There’s often confusion between a home inspection and a home appraisal.
While there are similarities, the two serve different functions, but both are useful and needed when you are considering buying or selling a home.
Simply put, a home appraisal is done to establish the value of a home. An inspection is done to determine the condition of the home.
If you are considering buying a home and will need financing to do it, or if you are trying to borrow against the value of the home, you need an appraisal. The person performing the appraisal is determining the fair market value of the home and is likely be hired by a financial institution. The appraiser is never connected to the buyer or seller.
The appraiser considers several factors, including the home’s location and condition. And the outcome of the appraisal may impact your ability to get the loan amount you are seeking.
A home inspection is not necessary for an appraisal. But it is considered a good idea and can ultimately save money in the appraisal process.

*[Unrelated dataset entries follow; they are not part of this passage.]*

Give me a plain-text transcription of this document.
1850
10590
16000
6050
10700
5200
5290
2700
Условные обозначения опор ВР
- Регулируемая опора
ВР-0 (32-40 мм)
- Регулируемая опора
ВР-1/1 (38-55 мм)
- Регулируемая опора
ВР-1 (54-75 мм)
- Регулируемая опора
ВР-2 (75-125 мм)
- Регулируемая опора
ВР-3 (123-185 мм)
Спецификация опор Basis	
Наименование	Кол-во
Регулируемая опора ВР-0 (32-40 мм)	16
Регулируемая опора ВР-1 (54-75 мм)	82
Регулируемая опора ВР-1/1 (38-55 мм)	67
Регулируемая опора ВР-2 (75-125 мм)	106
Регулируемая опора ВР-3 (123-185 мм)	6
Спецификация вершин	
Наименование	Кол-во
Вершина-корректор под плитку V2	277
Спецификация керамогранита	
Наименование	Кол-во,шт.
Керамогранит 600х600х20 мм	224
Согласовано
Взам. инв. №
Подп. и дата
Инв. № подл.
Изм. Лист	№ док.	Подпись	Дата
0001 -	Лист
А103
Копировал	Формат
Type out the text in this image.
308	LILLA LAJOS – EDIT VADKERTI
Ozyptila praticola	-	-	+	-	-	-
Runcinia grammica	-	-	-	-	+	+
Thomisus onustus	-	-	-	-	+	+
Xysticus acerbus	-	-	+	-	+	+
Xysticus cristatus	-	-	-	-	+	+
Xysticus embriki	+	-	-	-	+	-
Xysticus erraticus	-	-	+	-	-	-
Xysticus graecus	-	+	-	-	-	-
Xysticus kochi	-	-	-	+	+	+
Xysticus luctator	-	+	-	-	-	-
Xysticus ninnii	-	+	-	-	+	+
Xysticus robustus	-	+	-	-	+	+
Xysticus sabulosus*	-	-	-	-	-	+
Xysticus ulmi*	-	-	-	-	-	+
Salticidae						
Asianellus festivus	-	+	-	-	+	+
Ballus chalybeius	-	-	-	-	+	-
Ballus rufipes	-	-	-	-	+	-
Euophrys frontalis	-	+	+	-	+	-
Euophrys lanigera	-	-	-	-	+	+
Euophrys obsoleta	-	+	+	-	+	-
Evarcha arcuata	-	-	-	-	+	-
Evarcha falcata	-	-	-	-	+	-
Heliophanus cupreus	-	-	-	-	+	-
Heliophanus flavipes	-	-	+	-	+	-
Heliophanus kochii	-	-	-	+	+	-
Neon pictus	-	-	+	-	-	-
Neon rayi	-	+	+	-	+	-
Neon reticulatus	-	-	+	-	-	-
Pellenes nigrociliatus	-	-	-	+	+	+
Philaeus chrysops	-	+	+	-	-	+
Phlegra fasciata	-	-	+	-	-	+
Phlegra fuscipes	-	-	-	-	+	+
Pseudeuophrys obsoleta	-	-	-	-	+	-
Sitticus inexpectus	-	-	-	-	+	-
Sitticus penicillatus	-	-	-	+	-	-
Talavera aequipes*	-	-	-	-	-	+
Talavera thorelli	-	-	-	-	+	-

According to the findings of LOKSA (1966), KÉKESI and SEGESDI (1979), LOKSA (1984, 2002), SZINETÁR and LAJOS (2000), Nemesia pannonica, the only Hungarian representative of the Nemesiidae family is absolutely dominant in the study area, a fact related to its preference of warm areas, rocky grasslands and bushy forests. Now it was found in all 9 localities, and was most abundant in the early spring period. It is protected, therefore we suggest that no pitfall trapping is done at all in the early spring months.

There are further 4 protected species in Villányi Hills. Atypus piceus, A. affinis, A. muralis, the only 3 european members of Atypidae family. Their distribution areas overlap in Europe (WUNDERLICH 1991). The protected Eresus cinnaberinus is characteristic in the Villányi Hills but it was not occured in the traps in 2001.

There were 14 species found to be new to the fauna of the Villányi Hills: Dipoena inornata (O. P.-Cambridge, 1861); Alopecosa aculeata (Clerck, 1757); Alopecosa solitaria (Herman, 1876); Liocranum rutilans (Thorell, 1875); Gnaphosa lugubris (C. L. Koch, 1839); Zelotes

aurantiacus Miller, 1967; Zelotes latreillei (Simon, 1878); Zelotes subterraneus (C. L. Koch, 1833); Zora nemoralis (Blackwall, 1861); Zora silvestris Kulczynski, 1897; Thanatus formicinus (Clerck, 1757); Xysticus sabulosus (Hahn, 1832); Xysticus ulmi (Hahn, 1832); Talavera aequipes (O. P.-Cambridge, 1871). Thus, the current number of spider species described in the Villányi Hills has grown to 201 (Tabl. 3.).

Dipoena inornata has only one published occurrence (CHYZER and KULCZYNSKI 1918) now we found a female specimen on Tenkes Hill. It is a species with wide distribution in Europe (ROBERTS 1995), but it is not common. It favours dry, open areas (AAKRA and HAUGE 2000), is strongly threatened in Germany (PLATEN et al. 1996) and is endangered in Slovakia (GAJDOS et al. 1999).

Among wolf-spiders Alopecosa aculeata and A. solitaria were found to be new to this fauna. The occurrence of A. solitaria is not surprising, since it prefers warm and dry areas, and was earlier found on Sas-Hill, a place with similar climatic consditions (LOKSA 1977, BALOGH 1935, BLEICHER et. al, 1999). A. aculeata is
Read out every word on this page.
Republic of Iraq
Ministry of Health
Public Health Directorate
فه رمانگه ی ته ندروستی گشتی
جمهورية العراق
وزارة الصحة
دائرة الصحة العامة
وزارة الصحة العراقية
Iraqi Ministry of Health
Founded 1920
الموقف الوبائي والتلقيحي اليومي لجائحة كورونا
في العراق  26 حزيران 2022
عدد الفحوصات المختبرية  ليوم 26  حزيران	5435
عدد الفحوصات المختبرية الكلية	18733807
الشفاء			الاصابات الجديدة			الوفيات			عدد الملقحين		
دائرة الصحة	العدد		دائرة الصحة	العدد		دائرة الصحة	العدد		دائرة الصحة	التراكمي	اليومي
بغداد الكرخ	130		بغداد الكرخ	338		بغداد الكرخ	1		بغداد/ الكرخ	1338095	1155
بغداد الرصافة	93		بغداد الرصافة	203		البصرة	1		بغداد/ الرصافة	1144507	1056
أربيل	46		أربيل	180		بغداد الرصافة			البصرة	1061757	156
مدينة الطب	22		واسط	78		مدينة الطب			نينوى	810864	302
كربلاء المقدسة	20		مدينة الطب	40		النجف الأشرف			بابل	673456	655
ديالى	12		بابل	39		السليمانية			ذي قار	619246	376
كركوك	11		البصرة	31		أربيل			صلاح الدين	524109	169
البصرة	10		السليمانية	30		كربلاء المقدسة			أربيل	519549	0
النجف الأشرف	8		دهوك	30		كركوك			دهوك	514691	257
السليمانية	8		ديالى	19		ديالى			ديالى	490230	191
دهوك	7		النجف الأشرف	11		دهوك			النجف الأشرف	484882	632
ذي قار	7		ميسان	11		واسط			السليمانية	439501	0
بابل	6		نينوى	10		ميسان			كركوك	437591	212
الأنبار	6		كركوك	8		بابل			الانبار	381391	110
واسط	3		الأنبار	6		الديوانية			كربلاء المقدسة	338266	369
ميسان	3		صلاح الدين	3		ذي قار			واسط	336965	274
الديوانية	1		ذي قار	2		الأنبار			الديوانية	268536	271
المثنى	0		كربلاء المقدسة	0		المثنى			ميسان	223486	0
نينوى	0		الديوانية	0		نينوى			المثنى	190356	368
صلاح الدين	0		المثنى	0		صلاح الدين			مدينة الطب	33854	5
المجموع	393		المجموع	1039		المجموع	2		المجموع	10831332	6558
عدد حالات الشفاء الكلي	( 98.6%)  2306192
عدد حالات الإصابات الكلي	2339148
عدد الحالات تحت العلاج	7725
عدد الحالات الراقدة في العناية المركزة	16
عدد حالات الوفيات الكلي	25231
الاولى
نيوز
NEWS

Unlike the appraiser, the home inspector is working for either the buyer or seller. The inspector is hired to determine if there are structural issues with the home that can impact the sale or asking price. The inspector will perform a detailed examination of the home to determine its condition and if there are any significant problems.
As we have written in many previous articles here, the home inspector will examine the structure, roof, attic, basement, electrical system, plumbing, exterior and other items. The inspector then provides the client (the buyer or seller) with a report of findings. The result of this report could impact the final sale price of the home.
While they serve different functions, appraisals and inspections have some things in common. The most significant of these similarities is that either one can uncover issues that can impact a sale. Another thing they have in common is that both serve to protect a buyer who is about to make a large-scale investment.
So, because a home purchase is such a significant transaction, it is wise to do both, especially if there is a mortgage involved.